紫嶋 "星の嵌め殺し" 2026年8月13日

紫嶋
紫嶋
@09sjm
2026年8月13日
星の嵌め殺し
星の嵌め殺し
川野芽生
私には短歌を技巧面で評価できるほどの知識はないので、これらの短歌が「上手いのか、否か」の判断はつかない。 なのであくまで「好みか、否か」とか「印象に残るか、否か」などで語るが、それで言うなら「綺麗だけどそれだけの短歌」という薄めの印象だった。 自由な言葉、自由な題材、自由なリズムで読める点は現代短歌の良いところ。 この短歌集に収められている短歌も、作者が好む世界観や風景、質感といったものがふんだんに散りばめられている。 それらを短歌の31文字の中で、どれだけ綺麗な単語と、雰囲気ある字面の漢字と、古語めいた響きで表現するかに注力している印象を受けた。 例えるなら、小さな額縁の中にいかに好みの綺麗な花や小物を並べるかという作業。 そうして仕上げられた文字列は確かに絵としては美しい。

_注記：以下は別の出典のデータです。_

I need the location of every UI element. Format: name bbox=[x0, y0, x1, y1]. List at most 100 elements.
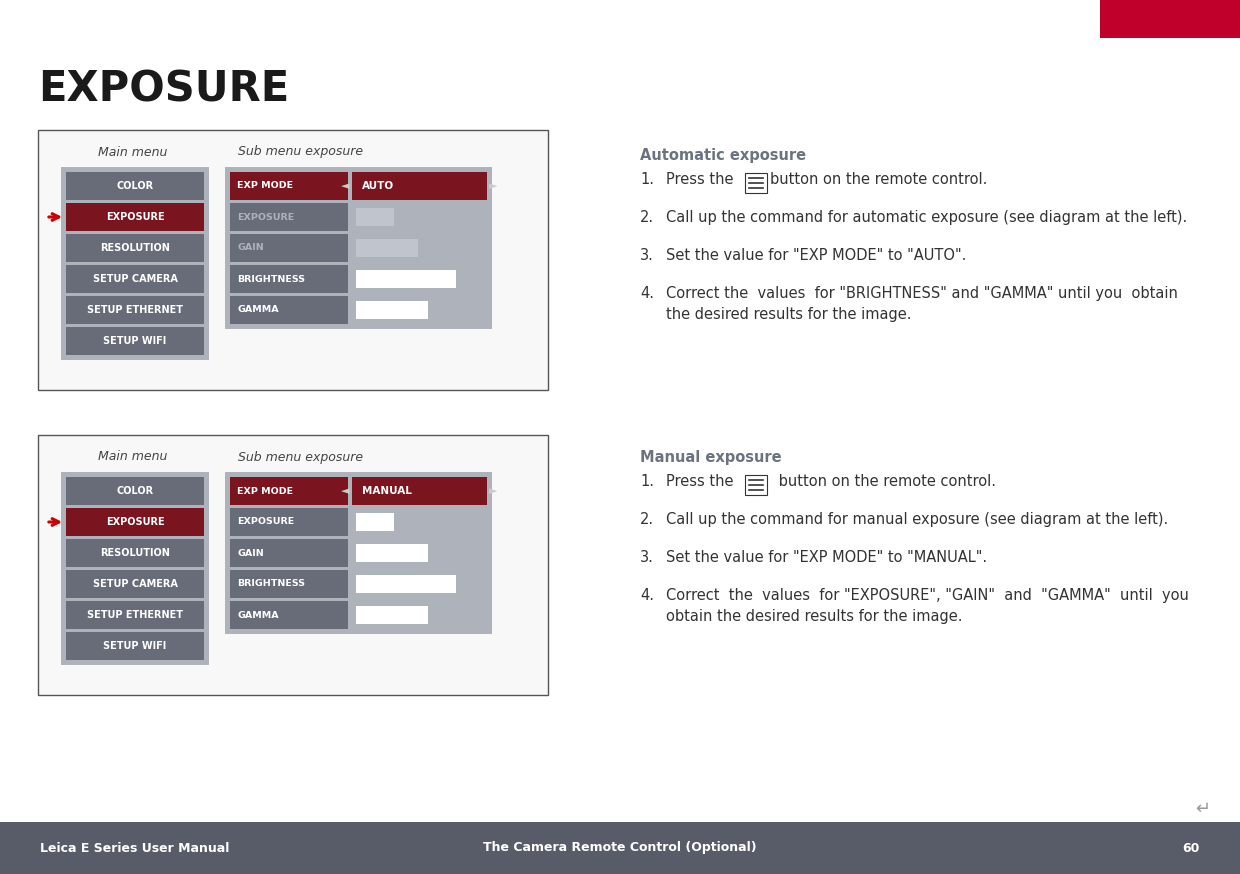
FancyBboxPatch shape bbox=[352, 477, 487, 505]
FancyBboxPatch shape bbox=[66, 203, 205, 231]
FancyBboxPatch shape bbox=[352, 477, 487, 505]
Text: EXPOSURE: EXPOSURE bbox=[38, 68, 289, 110]
FancyBboxPatch shape bbox=[229, 508, 348, 536]
Text: Set the value for "EXP MODE" to "AUTO".: Set the value for "EXP MODE" to "AUTO". bbox=[666, 248, 966, 263]
Text: COLOR: COLOR bbox=[117, 486, 154, 496]
FancyBboxPatch shape bbox=[66, 632, 205, 660]
Text: Leica E Series User Manual: Leica E Series User Manual bbox=[40, 842, 229, 855]
Text: EXP MODE: EXP MODE bbox=[237, 487, 293, 496]
FancyBboxPatch shape bbox=[352, 508, 487, 536]
FancyBboxPatch shape bbox=[356, 301, 428, 319]
Text: SETUP WIFI: SETUP WIFI bbox=[103, 336, 166, 346]
FancyBboxPatch shape bbox=[1100, 0, 1240, 38]
FancyBboxPatch shape bbox=[66, 172, 205, 200]
Text: Set the value for "EXP MODE" to "MANUAL".: Set the value for "EXP MODE" to "MANUAL"… bbox=[666, 550, 987, 565]
Text: Manual exposure: Manual exposure bbox=[640, 450, 781, 465]
Text: Call up the command for manual exposure (see diagram at the left).: Call up the command for manual exposure … bbox=[666, 512, 1168, 527]
Text: ►: ► bbox=[489, 181, 497, 191]
Text: Main menu: Main menu bbox=[98, 145, 167, 158]
FancyBboxPatch shape bbox=[66, 508, 205, 536]
Text: ↵: ↵ bbox=[1195, 800, 1210, 818]
Text: 3.: 3. bbox=[640, 248, 653, 263]
Text: SETUP WIFI: SETUP WIFI bbox=[103, 641, 166, 651]
Text: SETUP ETHERNET: SETUP ETHERNET bbox=[87, 305, 184, 315]
FancyBboxPatch shape bbox=[356, 239, 418, 257]
Text: Correct the  values  for "BRIGHTNESS" and "GAMMA" until you  obtain
the desired : Correct the values for "BRIGHTNESS" and … bbox=[666, 286, 1178, 322]
FancyBboxPatch shape bbox=[229, 296, 348, 324]
FancyBboxPatch shape bbox=[61, 472, 210, 665]
Text: ◄: ◄ bbox=[341, 486, 348, 496]
Text: BRIGHTNESS: BRIGHTNESS bbox=[237, 274, 305, 283]
Text: 2.: 2. bbox=[640, 210, 655, 225]
Text: RESOLUTION: RESOLUTION bbox=[100, 548, 170, 558]
Text: Automatic exposure: Automatic exposure bbox=[640, 148, 806, 163]
FancyBboxPatch shape bbox=[66, 539, 205, 567]
FancyBboxPatch shape bbox=[356, 513, 394, 531]
FancyBboxPatch shape bbox=[229, 570, 348, 598]
Text: 1.: 1. bbox=[640, 474, 653, 489]
FancyBboxPatch shape bbox=[66, 601, 205, 629]
FancyBboxPatch shape bbox=[352, 570, 487, 598]
Text: GAMMA: GAMMA bbox=[237, 306, 279, 315]
FancyBboxPatch shape bbox=[229, 265, 348, 293]
FancyBboxPatch shape bbox=[224, 472, 492, 634]
Text: EXPOSURE: EXPOSURE bbox=[237, 517, 294, 526]
Text: 3.: 3. bbox=[640, 550, 653, 565]
FancyBboxPatch shape bbox=[66, 477, 205, 505]
FancyBboxPatch shape bbox=[66, 234, 205, 262]
Text: Sub menu exposure: Sub menu exposure bbox=[238, 145, 363, 158]
FancyBboxPatch shape bbox=[352, 296, 487, 324]
Text: ◄: ◄ bbox=[341, 181, 348, 191]
Text: BRIGHTNESS: BRIGHTNESS bbox=[237, 579, 305, 588]
FancyBboxPatch shape bbox=[38, 435, 548, 695]
Text: GAIN: GAIN bbox=[237, 244, 264, 253]
FancyBboxPatch shape bbox=[356, 544, 428, 562]
Text: 4.: 4. bbox=[640, 588, 653, 603]
Text: Call up the command for automatic exposure (see diagram at the left).: Call up the command for automatic exposu… bbox=[666, 210, 1187, 225]
FancyBboxPatch shape bbox=[229, 539, 348, 567]
Text: 2.: 2. bbox=[640, 512, 655, 527]
FancyBboxPatch shape bbox=[229, 601, 348, 629]
Text: ►: ► bbox=[489, 486, 497, 496]
FancyBboxPatch shape bbox=[352, 601, 487, 629]
FancyBboxPatch shape bbox=[352, 265, 487, 293]
Text: RESOLUTION: RESOLUTION bbox=[100, 243, 170, 253]
Text: The Camera Remote Control (Optional): The Camera Remote Control (Optional) bbox=[484, 842, 756, 855]
Text: EXPOSURE: EXPOSURE bbox=[237, 212, 294, 221]
FancyBboxPatch shape bbox=[352, 203, 487, 231]
FancyBboxPatch shape bbox=[356, 575, 456, 593]
Text: GAIN: GAIN bbox=[237, 549, 264, 558]
FancyBboxPatch shape bbox=[229, 477, 348, 505]
FancyBboxPatch shape bbox=[356, 270, 456, 288]
Text: Press the: Press the bbox=[666, 172, 738, 187]
FancyBboxPatch shape bbox=[352, 172, 487, 200]
Text: SETUP CAMERA: SETUP CAMERA bbox=[93, 274, 177, 284]
Text: EXP MODE: EXP MODE bbox=[237, 182, 293, 191]
Text: MANUAL: MANUAL bbox=[362, 486, 412, 496]
Text: COLOR: COLOR bbox=[117, 181, 154, 191]
Text: SETUP ETHERNET: SETUP ETHERNET bbox=[87, 610, 184, 620]
Text: Correct  the  values  for "EXPOSURE", "GAIN"  and  "GAMMA"  until  you
obtain th: Correct the values for "EXPOSURE", "GAIN… bbox=[666, 588, 1189, 624]
FancyBboxPatch shape bbox=[61, 167, 210, 360]
FancyBboxPatch shape bbox=[356, 208, 394, 226]
FancyBboxPatch shape bbox=[356, 606, 428, 624]
Text: 60: 60 bbox=[1183, 842, 1200, 855]
Text: button on the remote control.: button on the remote control. bbox=[770, 172, 987, 187]
FancyBboxPatch shape bbox=[224, 167, 492, 329]
Text: GAMMA: GAMMA bbox=[237, 611, 279, 620]
Text: AUTO: AUTO bbox=[362, 181, 394, 191]
FancyBboxPatch shape bbox=[66, 265, 205, 293]
FancyBboxPatch shape bbox=[38, 130, 548, 390]
Text: Sub menu exposure: Sub menu exposure bbox=[238, 450, 363, 463]
Text: button on the remote control.: button on the remote control. bbox=[774, 474, 996, 489]
FancyBboxPatch shape bbox=[352, 172, 487, 200]
FancyBboxPatch shape bbox=[66, 570, 205, 598]
FancyBboxPatch shape bbox=[352, 539, 487, 567]
Text: EXPOSURE: EXPOSURE bbox=[105, 212, 165, 222]
FancyBboxPatch shape bbox=[66, 296, 205, 324]
FancyBboxPatch shape bbox=[352, 234, 487, 262]
Text: Main menu: Main menu bbox=[98, 450, 167, 463]
Text: SETUP CAMERA: SETUP CAMERA bbox=[93, 579, 177, 589]
FancyBboxPatch shape bbox=[229, 203, 348, 231]
FancyBboxPatch shape bbox=[229, 172, 348, 200]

雰囲気短歌、アート短歌、ファッション短歌としては申し分ないだろう。 だが、そもそもなぜ短歌なのか、なぜその言葉なのか、なぜその情景なのか…そうした心に訴え迫りくる必然性のようなものはあまり私には感じられなかった。 例えばなぜ「白い」ではなく「皓い」の方の字を用いたのか。なぜ普段用いる言葉ではなく、あえて古文めいた言い回しで綴るのか。そこに「なんか雰囲気的に綺麗でかっこよくてそれっぽいから」以外の理由が伝わってこない。 作者と世界観を深く共有していたり、雰囲気に強く共感したりできる人ならば、これらの短歌も心まで響いてくるのかもしれない。 だが残念ながら、私にはほとんど響いてこず。 これが好みの違いなのか、私の感性の拙さなのかはわからないが。 装丁含め、雰囲気は申し分なく「綺麗」なので、本棚に並べて映えることは間違い無いと思う。